Elliott Funding Administration LP has nominated seven candidates with the “best-in-class expertise in refining and midstream operations”, together with an Elliott associate, for election to Phillips 66’s board on the firm’s upcoming yearly assembly of shareholders.
The investor, which has a declared funding of over $2.5 billion in Phillips 66, is pushing for portfolio simplification, an operational evaluation and stronger oversight, blaming Phillip66’s present construction and management for “persistent underperformance”.
“The director nominees introduced right this moment will carry the suitable expertise and goal views to the Board because it executes one of the best path ahead for the Firm, together with by bolstering accountability and bettering oversight of administration initiatives”, Elliott mentioned in a web based assertion Tuesday.

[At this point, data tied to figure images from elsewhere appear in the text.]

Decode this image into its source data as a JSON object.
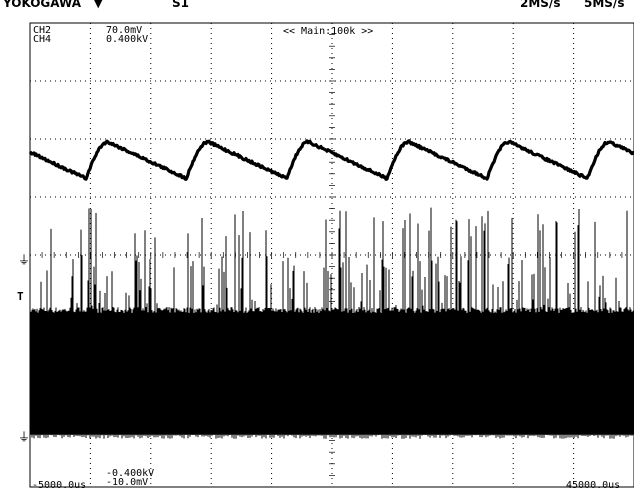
{
  "header": {
    "brand": "YOKOGAWA",
    "trigger_mark": "▼",
    "center_text": "S1",
    "right_text_1": "2MS/s",
    "right_text_2": "5MS/s"
  },
  "readouts": {
    "ch2_label": "CH2",
    "ch4_label": "CH4",
    "ch2_scale": "70.0mV",
    "ch4_scale": "0.400kV",
    "zoom_label": "<< Main:100k >>",
    "time_start": "-5000.0us",
    "time_end": "45000.0us",
    "bottom_offset_1": "-0.400kV",
    "bottom_offset_2": "-10.0mV"
  },
  "markers": {
    "ground_mark_upper": "⏚",
    "ground_mark_lower": "⏚",
    "trigger_level_mark": "T"
  },
  "chart_data": {
    "type": "line",
    "title": "",
    "xlabel": "",
    "ylabel": "",
    "x_unit": "us",
    "xlim": [
      -5000,
      45000
    ],
    "x_divisions": 10,
    "y_divisions": 8,
    "grid": true,
    "series": [
      {
        "name": "CH2",
        "volts_per_div_mV": 70.0,
        "shape": "sawtooth ripple",
        "approx_period_us": 8300,
        "note_values": "envelope: peaks near div 1.9 above center, troughs near div 1.3 above center"
      },
      {
        "name": "CH4",
        "volts_per_div_kV": 0.4,
        "shape": "dense switching pulses with sparse tall spikes",
        "note_values": "band between ~div -1.0 and div -3.0, spikes up to ~div 0.7"
      }
    ]
  }
}
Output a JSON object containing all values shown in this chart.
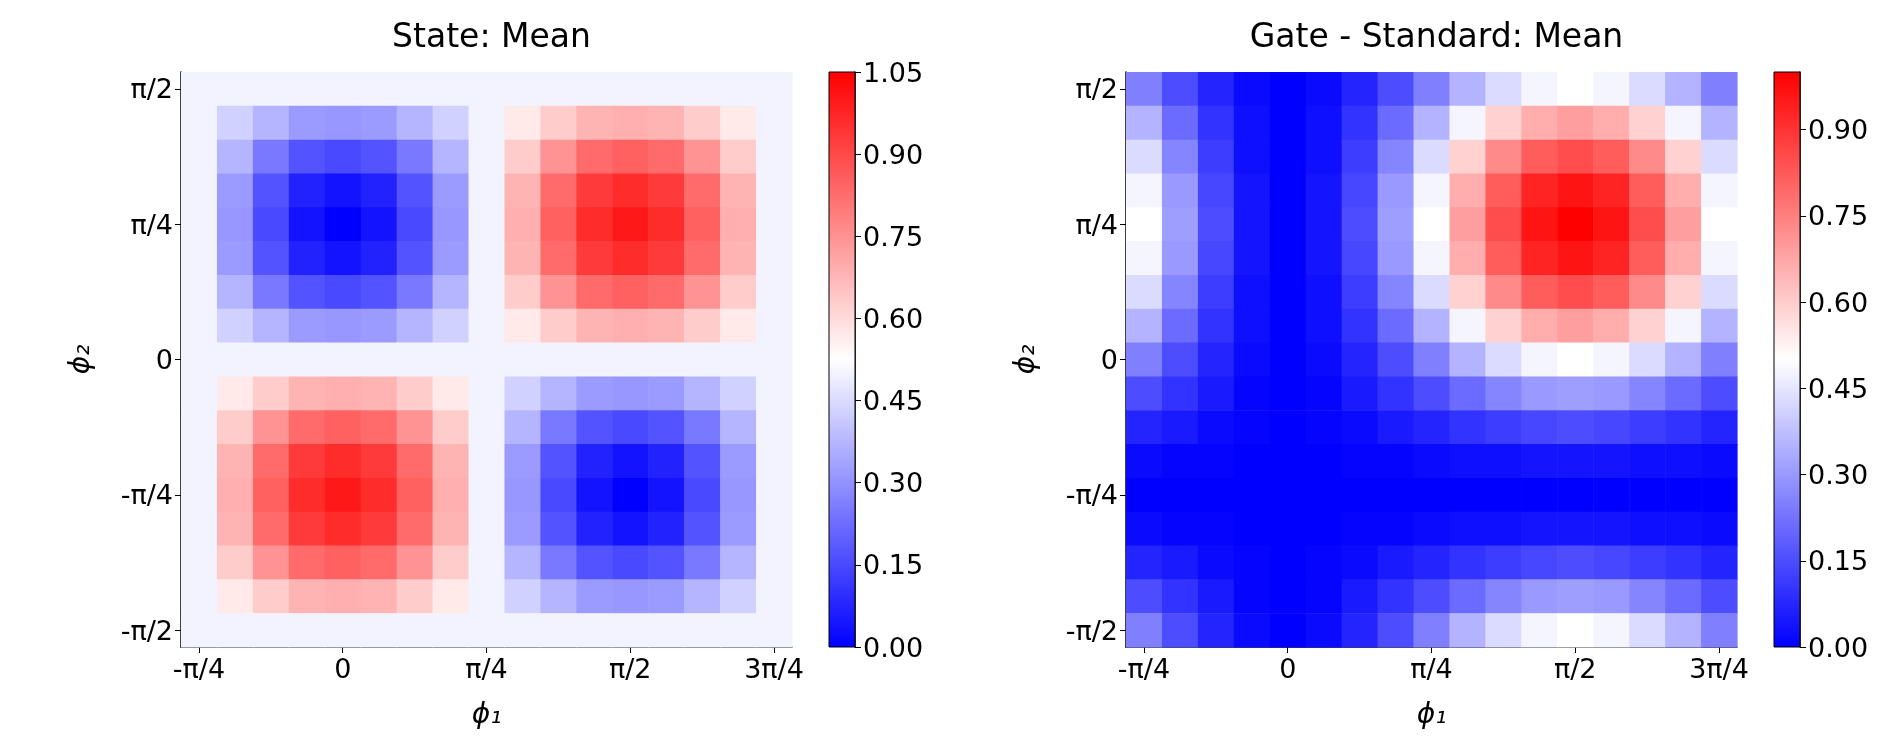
{
  "chart_data": [
    {
      "type": "heatmap",
      "title": "State: Mean",
      "xlabel": "ϕ₁",
      "ylabel": "ϕ₂",
      "categories": [
        "-π/4",
        null,
        null,
        null,
        "0",
        null,
        null,
        null,
        "π/4",
        null,
        null,
        null,
        "π/2",
        null,
        null,
        null,
        "3π/4"
      ],
      "y_categories": [
        "π/2",
        null,
        null,
        null,
        "π/4",
        null,
        null,
        null,
        "0",
        null,
        null,
        null,
        "-π/4",
        null,
        null,
        null,
        "-π/2"
      ],
      "clim": [
        0,
        1.05
      ],
      "cticks": [
        {
          "value": 0,
          "label": "0.00"
        },
        {
          "value": 0.15,
          "label": "0.15"
        },
        {
          "value": 0.3,
          "label": "0.30"
        },
        {
          "value": 0.45,
          "label": "0.45"
        },
        {
          "value": 0.6,
          "label": "0.60"
        },
        {
          "value": 0.75,
          "label": "0.75"
        },
        {
          "value": 0.9,
          "label": "0.90"
        },
        {
          "value": 1.05,
          "label": "1.05"
        }
      ],
      "cells": [
        [
          0.5,
          0.5,
          0.5,
          0.5,
          0.5,
          0.5,
          0.5,
          0.5,
          0.5,
          0.5,
          0.5,
          0.5,
          0.5,
          0.5,
          0.5,
          0.5,
          0.5
        ],
        [
          0.5,
          0.43,
          0.37,
          0.32,
          0.31,
          0.32,
          0.37,
          0.43,
          0.5,
          0.57,
          0.63,
          0.68,
          0.69,
          0.68,
          0.63,
          0.57,
          0.5
        ],
        [
          0.5,
          0.37,
          0.25,
          0.17,
          0.15,
          0.17,
          0.25,
          0.37,
          0.5,
          0.63,
          0.75,
          0.83,
          0.85,
          0.83,
          0.75,
          0.63,
          0.5
        ],
        [
          0.5,
          0.32,
          0.17,
          0.07,
          0.04,
          0.07,
          0.17,
          0.32,
          0.5,
          0.68,
          0.83,
          0.93,
          0.96,
          0.93,
          0.83,
          0.68,
          0.5
        ],
        [
          0.5,
          0.31,
          0.15,
          0.04,
          0,
          0.04,
          0.15,
          0.31,
          0.5,
          0.69,
          0.85,
          0.96,
          1,
          0.96,
          0.85,
          0.69,
          0.5
        ],
        [
          0.5,
          0.32,
          0.17,
          0.07,
          0.04,
          0.07,
          0.17,
          0.32,
          0.5,
          0.68,
          0.83,
          0.93,
          0.96,
          0.93,
          0.83,
          0.68,
          0.5
        ],
        [
          0.5,
          0.37,
          0.25,
          0.17,
          0.15,
          0.17,
          0.25,
          0.37,
          0.5,
          0.63,
          0.75,
          0.83,
          0.85,
          0.83,
          0.75,
          0.63,
          0.5
        ],
        [
          0.5,
          0.43,
          0.37,
          0.32,
          0.31,
          0.32,
          0.37,
          0.43,
          0.5,
          0.57,
          0.63,
          0.68,
          0.69,
          0.68,
          0.63,
          0.57,
          0.5
        ],
        [
          0.5,
          0.5,
          0.5,
          0.5,
          0.5,
          0.5,
          0.5,
          0.5,
          0.5,
          0.5,
          0.5,
          0.5,
          0.5,
          0.5,
          0.5,
          0.5,
          0.5
        ],
        [
          0.5,
          0.57,
          0.63,
          0.68,
          0.69,
          0.68,
          0.63,
          0.57,
          0.5,
          0.43,
          0.37,
          0.32,
          0.31,
          0.32,
          0.37,
          0.43,
          0.5
        ],
        [
          0.5,
          0.63,
          0.75,
          0.83,
          0.85,
          0.83,
          0.75,
          0.63,
          0.5,
          0.37,
          0.25,
          0.17,
          0.15,
          0.17,
          0.25,
          0.37,
          0.5
        ],
        [
          0.5,
          0.68,
          0.83,
          0.93,
          0.96,
          0.93,
          0.83,
          0.68,
          0.5,
          0.32,
          0.17,
          0.07,
          0.04,
          0.07,
          0.17,
          0.32,
          0.5
        ],
        [
          0.5,
          0.69,
          0.85,
          0.96,
          1,
          0.96,
          0.85,
          0.69,
          0.5,
          0.31,
          0.15,
          0.04,
          0,
          0.04,
          0.15,
          0.31,
          0.5
        ],
        [
          0.5,
          0.68,
          0.83,
          0.93,
          0.96,
          0.93,
          0.83,
          0.68,
          0.5,
          0.32,
          0.17,
          0.07,
          0.04,
          0.07,
          0.17,
          0.32,
          0.5
        ],
        [
          0.5,
          0.63,
          0.75,
          0.83,
          0.85,
          0.83,
          0.75,
          0.63,
          0.5,
          0.37,
          0.25,
          0.17,
          0.15,
          0.17,
          0.25,
          0.37,
          0.5
        ],
        [
          0.5,
          0.57,
          0.63,
          0.68,
          0.69,
          0.68,
          0.63,
          0.57,
          0.5,
          0.43,
          0.37,
          0.32,
          0.31,
          0.32,
          0.37,
          0.43,
          0.5
        ],
        [
          0.5,
          0.5,
          0.5,
          0.5,
          0.5,
          0.5,
          0.5,
          0.5,
          0.5,
          0.5,
          0.5,
          0.5,
          0.5,
          0.5,
          0.5,
          0.5,
          0.5
        ]
      ]
    },
    {
      "type": "heatmap",
      "title": "Gate - Standard: Mean",
      "xlabel": "ϕ₁",
      "ylabel": "ϕ₂",
      "categories": [
        "-π/4",
        null,
        null,
        null,
        "0",
        null,
        null,
        null,
        "π/4",
        null,
        null,
        null,
        "π/2",
        null,
        null,
        null,
        "3π/4"
      ],
      "y_categories": [
        "π/2",
        null,
        null,
        null,
        "π/4",
        null,
        null,
        null,
        "0",
        null,
        null,
        null,
        "-π/4",
        null,
        null,
        null,
        "-π/2"
      ],
      "clim": [
        0,
        1.0
      ],
      "cticks": [
        {
          "value": 0,
          "label": "0.00"
        },
        {
          "value": 0.15,
          "label": "0.15"
        },
        {
          "value": 0.3,
          "label": "0.30"
        },
        {
          "value": 0.45,
          "label": "0.45"
        },
        {
          "value": 0.6,
          "label": "0.60"
        },
        {
          "value": 0.75,
          "label": "0.75"
        },
        {
          "value": 0.9,
          "label": "0.90"
        }
      ],
      "cells": [
        [
          0.25,
          0.15,
          0.07,
          0.02,
          0,
          0.02,
          0.07,
          0.15,
          0.25,
          0.35,
          0.43,
          0.48,
          0.5,
          0.48,
          0.43,
          0.35,
          0.25
        ],
        [
          0.35,
          0.21,
          0.1,
          0.03,
          0,
          0.03,
          0.1,
          0.21,
          0.35,
          0.48,
          0.59,
          0.66,
          0.69,
          0.66,
          0.59,
          0.48,
          0.35
        ],
        [
          0.43,
          0.26,
          0.12,
          0.03,
          0,
          0.03,
          0.12,
          0.26,
          0.43,
          0.59,
          0.73,
          0.82,
          0.85,
          0.82,
          0.73,
          0.59,
          0.43
        ],
        [
          0.48,
          0.3,
          0.14,
          0.04,
          0,
          0.04,
          0.14,
          0.3,
          0.48,
          0.66,
          0.82,
          0.93,
          0.96,
          0.93,
          0.82,
          0.66,
          0.48
        ],
        [
          0.5,
          0.31,
          0.15,
          0.04,
          0,
          0.04,
          0.15,
          0.31,
          0.5,
          0.69,
          0.85,
          0.96,
          1,
          0.96,
          0.85,
          0.69,
          0.5
        ],
        [
          0.48,
          0.3,
          0.14,
          0.04,
          0,
          0.04,
          0.14,
          0.3,
          0.48,
          0.66,
          0.82,
          0.93,
          0.96,
          0.93,
          0.82,
          0.66,
          0.48
        ],
        [
          0.43,
          0.26,
          0.12,
          0.03,
          0,
          0.03,
          0.12,
          0.26,
          0.43,
          0.59,
          0.73,
          0.82,
          0.85,
          0.82,
          0.73,
          0.59,
          0.43
        ],
        [
          0.35,
          0.21,
          0.1,
          0.03,
          0,
          0.03,
          0.1,
          0.21,
          0.35,
          0.48,
          0.59,
          0.66,
          0.69,
          0.66,
          0.59,
          0.48,
          0.35
        ],
        [
          0.25,
          0.15,
          0.07,
          0.02,
          0,
          0.02,
          0.07,
          0.15,
          0.25,
          0.35,
          0.43,
          0.48,
          0.5,
          0.48,
          0.43,
          0.35,
          0.25
        ],
        [
          0.15,
          0.1,
          0.05,
          0.01,
          0,
          0.01,
          0.05,
          0.1,
          0.15,
          0.21,
          0.26,
          0.3,
          0.31,
          0.3,
          0.26,
          0.21,
          0.15
        ],
        [
          0.07,
          0.05,
          0.02,
          0.01,
          0,
          0.01,
          0.02,
          0.05,
          0.07,
          0.1,
          0.12,
          0.14,
          0.15,
          0.14,
          0.12,
          0.1,
          0.07
        ],
        [
          0.02,
          0.01,
          0.01,
          0,
          0,
          0,
          0.01,
          0.01,
          0.02,
          0.03,
          0.03,
          0.04,
          0.04,
          0.04,
          0.03,
          0.03,
          0.02
        ],
        [
          0,
          0,
          0,
          0,
          0,
          0,
          0,
          0,
          0,
          0,
          0,
          0,
          0,
          0,
          0,
          0,
          0
        ],
        [
          0.02,
          0.01,
          0.01,
          0,
          0,
          0,
          0.01,
          0.01,
          0.02,
          0.03,
          0.03,
          0.04,
          0.04,
          0.04,
          0.03,
          0.03,
          0.02
        ],
        [
          0.07,
          0.05,
          0.02,
          0.01,
          0,
          0.01,
          0.02,
          0.05,
          0.07,
          0.1,
          0.12,
          0.14,
          0.15,
          0.14,
          0.12,
          0.1,
          0.07
        ],
        [
          0.15,
          0.1,
          0.05,
          0.01,
          0,
          0.01,
          0.05,
          0.1,
          0.15,
          0.21,
          0.26,
          0.3,
          0.31,
          0.3,
          0.26,
          0.21,
          0.15
        ],
        [
          0.25,
          0.15,
          0.07,
          0.02,
          0,
          0.02,
          0.07,
          0.15,
          0.25,
          0.35,
          0.43,
          0.48,
          0.5,
          0.48,
          0.43,
          0.35,
          0.25
        ]
      ]
    }
  ]
}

The nominees are Brian Coffman, ex-chief government of Motiva Enterprises and former senior vice chairman (SVP) for refining at Andeavor; Sigmund Cornelius, former SVP and chief monetary officer of ConocoPhillips; Michael Heim, co-founder and former president and chief working officer of Targa Assets; Alan Hirshberg, former government VP for manufacturing, drilling and initiatives at ConocoPhillips; Gillian Hobson, former capital markets associate at Vinson & Elkins; Stacy Nieuwoudt, former power and industrials analyst at Citadel; and John Pike, associate at Elliott.
Two of Phillips 66’s 14 seating administrators, 13 of whom are impartial based on the corporate, have determined to not stand for re-election, based on a disclosure with the Securities and Change Fee (SEC) February 12.
Gary Okay. Adams and Denise L. Ramos’s choices “weren’t the results of any disagreement between both director and the Firm regarding the Firm’s operations, insurance policies or practices”, Phillips 66 informed the SEC.
In Tuesday’s assertion Elliott famous Phillips 66 “has not disclosed what number of seats will now be up for election or who it is going to be nominating”.
“Elliott’s candidates have been chosen by a complete search course of to determine professionals with complementary backgrounds and expertise associated to bettering refining and midstream operations, evaluating complicated strategic transactions and enhancing company governance”, Elliott added.
“Previous to the submitting of Elliott’s definitive proxy supplies, Elliott will determine the ultimate slate of director candidates that can stand for election on the Annual Assembly”.
Concurrently Elliott introduced a non-binding proposal for Phillips 66 to institute annual director elections.
“Over 5 of the final 9 years, the Firm has put ahead a number of proposals to declassify the Board – all of which obtained sturdy stockholder help (together with 99 p.c of the shares voted in 2023) however failed to realize the 80 p.c supermajority threshold of shares excellent to permit for a Constitution modification”, Elliott mentioned.
Phillips 66 has but to answer to a remark request emailed by Rigzone.
For the fourth quarter of 2024 Phillips 66 noticed refining losses deepen to $775 million from $108 million for the prior quarter. For the fourth quarter of the prior 12 months, Phillips 66’s refining enterprise logged $814 million in internet earnings.
Realized refining margins averaged $6.08 a barrel within the October-December 2024 interval, down from $8.31 for the prior quarter and $14.41 for the corresponding quarter in 2023.
Phillips 66 posted $8 million in internet revenue for the fourth quarter of 2024, a dramatic fall from $1.26 billion for a similar three-month interval in 2023.
Phillips 66 stored its crude capability utilization steady at 94 p.c between the third and fourth quarters of 2024.
Refining turnaround bills dropped sequentially from $137 million to $123 million.
When adjusted for extraordinary or nonrecurring gadgets, the refining section lands at a $759 million internet loss for the fourth quarter of 2024, in comparison with a $67 million internet loss for the third quarter of 2024.
Earlier than curiosity, tax, amortization and depreciation deductions, the refining section had an adjusted internet lack of $298 million, in comparison with an adjusted internet revenue of $188 million for the previous quarter.
“Refining adjusted pre-tax loss elevated [quarter-on-quarter] primarily on account of a decline in realized margins largely pushed by decrease market crack spreads and accelerated depreciation related to the deliberate ceasing of operations on the Los Angeles Refinery, partially offset by the next clear product yield”, Phillips 66 mentioned in its quarterly report revealed January 31, 2025.
Phillips 66 introduced October 16, 2024, it might stop manufacturing on the Los Angeles refinery by the top of 2025, with chief government Mark Lashier citing uncertainty from “market dynamics”.